The neutron electric dipole moment experiment at the Spallation Neutron Source (nEDM@SNS) will measure the nEDM by observing the spin-dependent rate of scintillation light produced by neutrons captured on helium-3 within a superfluid helium bath. In the critical dressing mode of this experiment, an oscillating magnetic field will dress the gyromagnetic ratios of neutrons and helium-3 to the same effective value, which will increase sensitivity to the nEDM by improving the signal-to-noise ratio. However, simulating the critical dressing mode is challenging with conventional numerical integration techniques, as the dressing field is both large in magnitude and rapidly varying. This, combined with the requirement that nEDM@SNS simulations be precise at the nanohertz level, leads to prohibitively expensive Monte Carlo simulations using traditional techniques. These simulations can be accelerated using the Magnus expansion to express the propagator over each time step as a product of one or more matrix exponentials. We compare this approach to conventional numerical integration schemes such as DOP853 and find that for certain problems Magnus integration can achieve similar accuracy results with longer step sizes and fewer function evaluations. We additionally investigate techniques to numerically integrate the pseudomagnetic field effect, which couples the helium-3 and neutron spins.   

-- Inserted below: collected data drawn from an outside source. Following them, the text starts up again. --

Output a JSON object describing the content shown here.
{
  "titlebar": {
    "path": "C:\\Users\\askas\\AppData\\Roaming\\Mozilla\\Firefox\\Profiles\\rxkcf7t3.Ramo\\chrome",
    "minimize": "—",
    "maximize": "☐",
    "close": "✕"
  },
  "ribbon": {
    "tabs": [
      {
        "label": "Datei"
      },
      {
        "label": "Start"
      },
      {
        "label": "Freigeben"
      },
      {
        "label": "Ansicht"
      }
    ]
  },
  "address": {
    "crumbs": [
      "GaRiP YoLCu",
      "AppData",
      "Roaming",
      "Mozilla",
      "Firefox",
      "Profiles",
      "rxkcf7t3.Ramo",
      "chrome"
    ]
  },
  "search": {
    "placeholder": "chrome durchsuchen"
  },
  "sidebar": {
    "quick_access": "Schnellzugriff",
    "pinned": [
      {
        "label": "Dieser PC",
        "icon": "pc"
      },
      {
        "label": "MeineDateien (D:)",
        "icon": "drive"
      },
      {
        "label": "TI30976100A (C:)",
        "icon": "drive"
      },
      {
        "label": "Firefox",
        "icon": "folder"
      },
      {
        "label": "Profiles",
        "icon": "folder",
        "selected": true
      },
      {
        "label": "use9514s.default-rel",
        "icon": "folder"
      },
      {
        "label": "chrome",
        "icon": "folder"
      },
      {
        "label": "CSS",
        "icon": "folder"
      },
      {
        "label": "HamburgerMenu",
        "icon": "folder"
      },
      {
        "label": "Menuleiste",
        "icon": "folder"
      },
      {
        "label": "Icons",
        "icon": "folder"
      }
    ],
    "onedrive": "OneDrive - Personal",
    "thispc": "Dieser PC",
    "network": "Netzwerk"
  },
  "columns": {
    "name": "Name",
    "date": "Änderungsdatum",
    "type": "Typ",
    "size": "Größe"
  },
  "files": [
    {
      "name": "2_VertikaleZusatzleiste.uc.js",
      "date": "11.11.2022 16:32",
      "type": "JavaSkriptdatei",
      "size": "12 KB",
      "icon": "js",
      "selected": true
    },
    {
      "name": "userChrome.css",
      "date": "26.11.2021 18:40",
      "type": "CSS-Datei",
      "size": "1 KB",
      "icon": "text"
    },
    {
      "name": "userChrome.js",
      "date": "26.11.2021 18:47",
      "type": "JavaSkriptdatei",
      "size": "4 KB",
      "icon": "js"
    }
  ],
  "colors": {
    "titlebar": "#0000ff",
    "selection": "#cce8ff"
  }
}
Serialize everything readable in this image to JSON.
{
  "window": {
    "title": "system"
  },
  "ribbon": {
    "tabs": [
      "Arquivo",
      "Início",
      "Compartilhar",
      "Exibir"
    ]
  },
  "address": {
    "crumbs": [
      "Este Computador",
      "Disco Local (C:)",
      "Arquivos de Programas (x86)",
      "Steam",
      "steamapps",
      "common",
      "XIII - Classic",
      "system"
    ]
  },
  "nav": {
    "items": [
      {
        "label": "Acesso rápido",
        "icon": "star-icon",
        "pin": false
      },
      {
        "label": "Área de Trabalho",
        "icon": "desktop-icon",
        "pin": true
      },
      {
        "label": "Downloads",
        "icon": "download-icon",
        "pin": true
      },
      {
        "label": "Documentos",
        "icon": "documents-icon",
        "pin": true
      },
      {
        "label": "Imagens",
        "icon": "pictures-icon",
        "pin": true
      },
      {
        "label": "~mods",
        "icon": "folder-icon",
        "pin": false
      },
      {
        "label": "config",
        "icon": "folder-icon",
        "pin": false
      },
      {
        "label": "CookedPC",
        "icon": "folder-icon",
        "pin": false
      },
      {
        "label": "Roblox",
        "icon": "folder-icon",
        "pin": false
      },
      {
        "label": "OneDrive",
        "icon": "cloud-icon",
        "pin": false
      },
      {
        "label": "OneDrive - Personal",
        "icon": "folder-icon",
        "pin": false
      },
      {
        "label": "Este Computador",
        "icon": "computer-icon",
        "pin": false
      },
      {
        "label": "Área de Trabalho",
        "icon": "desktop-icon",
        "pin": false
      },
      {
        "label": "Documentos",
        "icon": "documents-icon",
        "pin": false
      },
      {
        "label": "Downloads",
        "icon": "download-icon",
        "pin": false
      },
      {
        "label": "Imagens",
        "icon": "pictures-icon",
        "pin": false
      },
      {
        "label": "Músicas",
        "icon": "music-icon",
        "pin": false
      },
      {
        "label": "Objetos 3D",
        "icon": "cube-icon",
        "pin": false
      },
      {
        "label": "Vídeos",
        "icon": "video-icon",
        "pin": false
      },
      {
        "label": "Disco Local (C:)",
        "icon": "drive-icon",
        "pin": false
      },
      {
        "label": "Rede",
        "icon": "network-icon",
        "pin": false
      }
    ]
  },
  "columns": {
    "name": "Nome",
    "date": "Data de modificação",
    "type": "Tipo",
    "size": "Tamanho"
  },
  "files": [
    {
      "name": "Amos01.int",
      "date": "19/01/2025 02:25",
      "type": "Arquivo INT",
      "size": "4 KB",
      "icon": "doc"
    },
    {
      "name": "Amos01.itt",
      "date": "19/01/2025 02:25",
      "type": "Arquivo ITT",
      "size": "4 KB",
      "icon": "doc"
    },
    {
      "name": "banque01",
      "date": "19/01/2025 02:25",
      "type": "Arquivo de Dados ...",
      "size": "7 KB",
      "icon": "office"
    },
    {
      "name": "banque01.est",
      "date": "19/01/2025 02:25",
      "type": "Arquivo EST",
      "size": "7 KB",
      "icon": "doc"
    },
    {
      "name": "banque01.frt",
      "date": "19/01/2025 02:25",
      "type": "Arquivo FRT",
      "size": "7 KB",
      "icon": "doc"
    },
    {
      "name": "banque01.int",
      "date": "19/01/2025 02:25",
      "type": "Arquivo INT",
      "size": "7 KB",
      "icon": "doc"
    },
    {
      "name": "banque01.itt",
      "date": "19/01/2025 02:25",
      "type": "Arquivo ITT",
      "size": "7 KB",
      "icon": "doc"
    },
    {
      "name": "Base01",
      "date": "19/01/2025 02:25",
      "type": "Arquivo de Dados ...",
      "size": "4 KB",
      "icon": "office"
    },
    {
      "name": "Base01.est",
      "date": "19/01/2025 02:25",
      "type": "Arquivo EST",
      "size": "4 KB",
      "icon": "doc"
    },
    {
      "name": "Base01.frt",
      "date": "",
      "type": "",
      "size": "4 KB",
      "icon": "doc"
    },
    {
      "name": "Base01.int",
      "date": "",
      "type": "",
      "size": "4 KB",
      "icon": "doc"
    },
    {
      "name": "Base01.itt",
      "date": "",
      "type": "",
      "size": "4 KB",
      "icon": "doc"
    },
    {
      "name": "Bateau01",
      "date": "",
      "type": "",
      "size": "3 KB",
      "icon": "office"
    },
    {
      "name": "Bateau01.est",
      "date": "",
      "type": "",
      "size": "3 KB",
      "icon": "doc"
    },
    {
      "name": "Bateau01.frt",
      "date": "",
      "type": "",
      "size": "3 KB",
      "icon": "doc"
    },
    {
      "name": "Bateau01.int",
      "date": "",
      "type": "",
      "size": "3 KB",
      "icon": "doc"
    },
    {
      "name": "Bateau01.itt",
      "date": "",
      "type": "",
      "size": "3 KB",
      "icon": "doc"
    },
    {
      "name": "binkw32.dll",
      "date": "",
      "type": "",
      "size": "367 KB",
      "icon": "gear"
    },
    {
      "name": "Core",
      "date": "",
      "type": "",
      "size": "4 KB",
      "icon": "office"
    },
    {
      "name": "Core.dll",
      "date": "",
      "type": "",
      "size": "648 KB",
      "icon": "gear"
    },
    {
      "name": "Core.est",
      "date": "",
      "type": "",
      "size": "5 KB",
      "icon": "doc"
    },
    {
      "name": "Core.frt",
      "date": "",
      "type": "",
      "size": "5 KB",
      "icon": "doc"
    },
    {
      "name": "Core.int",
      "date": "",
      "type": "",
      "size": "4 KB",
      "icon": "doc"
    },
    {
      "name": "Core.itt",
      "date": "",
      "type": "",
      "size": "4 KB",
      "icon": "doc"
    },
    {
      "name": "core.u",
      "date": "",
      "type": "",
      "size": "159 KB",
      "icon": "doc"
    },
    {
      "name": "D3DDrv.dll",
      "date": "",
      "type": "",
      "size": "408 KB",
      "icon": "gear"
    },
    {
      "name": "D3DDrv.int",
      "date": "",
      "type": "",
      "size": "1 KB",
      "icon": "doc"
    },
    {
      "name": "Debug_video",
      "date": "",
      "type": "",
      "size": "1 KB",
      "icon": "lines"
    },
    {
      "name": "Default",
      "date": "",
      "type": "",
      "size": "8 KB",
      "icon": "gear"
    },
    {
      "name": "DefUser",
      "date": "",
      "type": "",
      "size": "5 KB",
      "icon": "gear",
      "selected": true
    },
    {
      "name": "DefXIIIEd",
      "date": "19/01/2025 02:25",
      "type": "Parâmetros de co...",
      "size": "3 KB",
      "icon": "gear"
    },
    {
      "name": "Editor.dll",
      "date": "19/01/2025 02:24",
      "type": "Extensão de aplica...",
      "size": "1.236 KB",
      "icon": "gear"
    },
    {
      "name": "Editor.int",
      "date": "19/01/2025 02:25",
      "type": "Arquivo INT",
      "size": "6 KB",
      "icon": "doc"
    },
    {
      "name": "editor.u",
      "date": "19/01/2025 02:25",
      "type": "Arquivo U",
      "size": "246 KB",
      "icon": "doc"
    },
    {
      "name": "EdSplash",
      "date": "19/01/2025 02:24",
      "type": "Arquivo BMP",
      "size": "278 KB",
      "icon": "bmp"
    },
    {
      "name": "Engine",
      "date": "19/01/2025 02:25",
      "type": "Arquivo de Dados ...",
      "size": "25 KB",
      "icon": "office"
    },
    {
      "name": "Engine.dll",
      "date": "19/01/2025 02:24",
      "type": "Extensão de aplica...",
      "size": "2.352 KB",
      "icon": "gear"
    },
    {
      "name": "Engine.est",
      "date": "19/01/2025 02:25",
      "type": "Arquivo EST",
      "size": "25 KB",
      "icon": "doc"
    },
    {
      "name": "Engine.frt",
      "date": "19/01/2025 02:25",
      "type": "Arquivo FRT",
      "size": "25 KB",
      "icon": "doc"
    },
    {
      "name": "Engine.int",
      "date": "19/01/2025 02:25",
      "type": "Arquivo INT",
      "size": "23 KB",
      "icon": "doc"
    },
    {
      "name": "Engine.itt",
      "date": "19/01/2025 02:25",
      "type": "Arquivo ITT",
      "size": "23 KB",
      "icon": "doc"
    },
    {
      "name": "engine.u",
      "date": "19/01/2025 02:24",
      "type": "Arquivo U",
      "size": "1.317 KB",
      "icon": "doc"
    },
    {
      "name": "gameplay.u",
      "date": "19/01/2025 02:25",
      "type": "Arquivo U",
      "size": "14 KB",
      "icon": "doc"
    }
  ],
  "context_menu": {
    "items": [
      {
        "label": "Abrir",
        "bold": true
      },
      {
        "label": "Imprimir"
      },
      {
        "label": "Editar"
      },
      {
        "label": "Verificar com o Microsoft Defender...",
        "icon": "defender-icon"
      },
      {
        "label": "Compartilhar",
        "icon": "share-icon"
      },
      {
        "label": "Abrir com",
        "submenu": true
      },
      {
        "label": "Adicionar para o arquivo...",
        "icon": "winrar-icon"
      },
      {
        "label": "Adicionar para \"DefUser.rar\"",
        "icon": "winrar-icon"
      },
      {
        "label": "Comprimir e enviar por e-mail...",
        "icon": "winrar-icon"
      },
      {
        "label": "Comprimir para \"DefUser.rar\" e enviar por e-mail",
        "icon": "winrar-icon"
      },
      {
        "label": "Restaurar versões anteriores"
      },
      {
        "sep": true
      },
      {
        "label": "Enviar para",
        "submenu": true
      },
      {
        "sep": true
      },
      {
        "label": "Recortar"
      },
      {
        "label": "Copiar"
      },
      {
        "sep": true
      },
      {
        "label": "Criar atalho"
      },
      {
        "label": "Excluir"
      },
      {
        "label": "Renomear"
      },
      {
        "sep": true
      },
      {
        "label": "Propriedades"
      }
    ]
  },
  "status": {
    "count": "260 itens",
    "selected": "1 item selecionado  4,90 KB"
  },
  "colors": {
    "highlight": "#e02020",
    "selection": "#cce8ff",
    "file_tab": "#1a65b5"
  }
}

neutron lifetime anomaly and test of mirror neutron oscillations

The neutron lifetime puzzle has been an evolving and complicated issue since high precision lifetime measurements began in the late 1980s. Probably the most notably anomaly is the 1% discrepancy between two sets of high precision measurements via the so-called "beam" and "bottle" approaches. Also related is the puzzle about the CKM unitarity. One of the possible explanations for such puzzles is from the newly proposed mirror matter model via ordinary-mirror neutron oscillations. Here we propose a set of feasible laboratory experiments to test concrete unique predictions of the mirror oscillation model, including measurement of neutron lifetime anomalies in narrow magnetic traps or under super-strong magnetic fields, and detection of unexpectedly large branching fractions of invisible decays of long-lived neutral hadrons. Their impact and implication on new physics beyond the Standard Model will be discussed.